Methods of price fixing will include selling at a common target price; setting a common “minimum” price; buying the product from a supplier at a specified “maximum” price; adhering to a price book or list price; engagement in cooperative price advertising; standardizing financial credit terms offered to purchasers; using uniform trade-in allowances; limiting discounts; discontinuing a free service or fixing the price of one component of an overall service; adhering uniformly to previously-announced prices and terms of sale; establishing uniform costs and markups; imposing mandatory surcharges; purposefully reducing output or sales; or purposefully sharing or “pooling” markets, territories, or customers.

Generally, price fixing is illegal, but it may nevertheless be tolerated or even sanctioned by some governments at various times, particularly among those whose countries are developing economies. See also Collusion.

In neo-classical economics, price fixing is inefficient: the anti-competitive agreement by producers to fix prices above the market price transfers some of the consumer surplus to those producers and also results in a deadweight loss.

In the United States, price fixing can be prosecuted as a criminal felony offense under section 1 of the Sherman Antitrust Act. [1] In Canada, it is an indictable criminal offence under section 45 of the Competition Act. Bid rigging is considered a form of price fixing and is illegal in both the United States (s.1 Sherman Act) and Canada (s.47 Competition Act). In the United States, agreements to fix, raise, lower, stabilize, or otherwise set a price are illegal per se.[2] It does not matter if the price agreed upon is reasonable or for a good or altruistic cause; or if the agreement is explicit and formal or unspoken and tacit. In the United States, price-fixing also includes agreements to hold prices the same, discount prices (even if based on financial need or income), set credit terms, agree on a price schedule or scale, adopt a common formula to figure prices, banning price advertising, or agreeing to adhere to prices that one announces. [3] Although price fixing usually means sellers agreeing on price, it can also include agreements among buyers to fix the price at which they will buy products.

Under American law, exchanging prices among competitors can also violate the antitrust laws. This includes exchanging prices with either the intent to fix prices or if the exchange affects the prices individual competitors set. Proof that competitors have shared prices can be used as part of the evidence of an illegal price fixing agreement. [4] Experts generally advise that competitors avoid even the appearance of agreeing on price. [5]

Under U.S. law, price fixing is only illegal if it is intentional and comes about via communication or agreement between firms or individuals. It is not illegal for a firm to copy the price movements of a de facto market leader called price leadership, which has been seen to be the case in markets for breakfast cereals and cigarettes. But informal agreements or unspoken agreements to fix price also can violate the antitrust laws. The price-fixing laws apply to industries and professionals, for-profit concerns and non-profits and charities. [6] The United States Department of Justice Antitrust Division and United States Federal Trade Commission are responsible for enforcing federal price fixing laws; see also Sherman Antitrust Act.
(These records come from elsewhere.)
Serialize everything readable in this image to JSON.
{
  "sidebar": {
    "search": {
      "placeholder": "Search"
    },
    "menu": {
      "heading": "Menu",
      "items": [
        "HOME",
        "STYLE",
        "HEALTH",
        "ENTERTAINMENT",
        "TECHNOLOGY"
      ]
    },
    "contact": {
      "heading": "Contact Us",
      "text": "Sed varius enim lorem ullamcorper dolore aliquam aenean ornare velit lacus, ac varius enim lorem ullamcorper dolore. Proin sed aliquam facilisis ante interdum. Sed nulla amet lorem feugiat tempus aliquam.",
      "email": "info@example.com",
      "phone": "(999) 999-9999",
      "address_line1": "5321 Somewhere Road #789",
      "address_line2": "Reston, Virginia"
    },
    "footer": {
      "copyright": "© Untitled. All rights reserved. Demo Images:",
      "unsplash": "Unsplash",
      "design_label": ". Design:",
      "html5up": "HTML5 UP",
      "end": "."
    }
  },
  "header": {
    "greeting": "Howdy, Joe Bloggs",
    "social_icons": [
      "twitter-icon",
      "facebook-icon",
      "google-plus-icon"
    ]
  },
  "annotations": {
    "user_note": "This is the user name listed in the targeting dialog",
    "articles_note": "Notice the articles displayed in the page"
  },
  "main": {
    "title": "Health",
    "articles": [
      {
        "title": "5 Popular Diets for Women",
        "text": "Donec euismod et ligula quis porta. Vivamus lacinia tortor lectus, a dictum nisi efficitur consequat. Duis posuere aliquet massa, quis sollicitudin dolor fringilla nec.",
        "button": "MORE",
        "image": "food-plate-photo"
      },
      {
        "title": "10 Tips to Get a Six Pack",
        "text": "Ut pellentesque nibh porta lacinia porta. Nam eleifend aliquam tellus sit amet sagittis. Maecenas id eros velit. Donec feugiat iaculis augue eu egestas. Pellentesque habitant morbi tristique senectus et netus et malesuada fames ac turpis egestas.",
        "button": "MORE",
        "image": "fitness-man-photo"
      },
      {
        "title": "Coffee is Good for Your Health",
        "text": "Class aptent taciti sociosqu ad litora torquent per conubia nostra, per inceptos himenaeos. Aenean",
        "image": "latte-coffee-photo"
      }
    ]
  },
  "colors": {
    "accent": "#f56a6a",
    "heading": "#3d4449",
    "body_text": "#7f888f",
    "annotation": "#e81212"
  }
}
The Department of Justice handles both criminal and civil cases. As of 2004 under US law corporations may be fined up to $100 million for criminal price fixing; individuals can be charged and sentenced to prison sentences of up to 10 years for price-fixing violations. The Federal Trade Commission can prosecute firms for price fixing as a civil matter. Many State Attorneys General also bring antitrust cases and have antitrust offices, such as Virginia, New York, and California. Private individuals or organizations can bring their own lawsuits for triple damages for antitrust violations and also recover attorneys fees.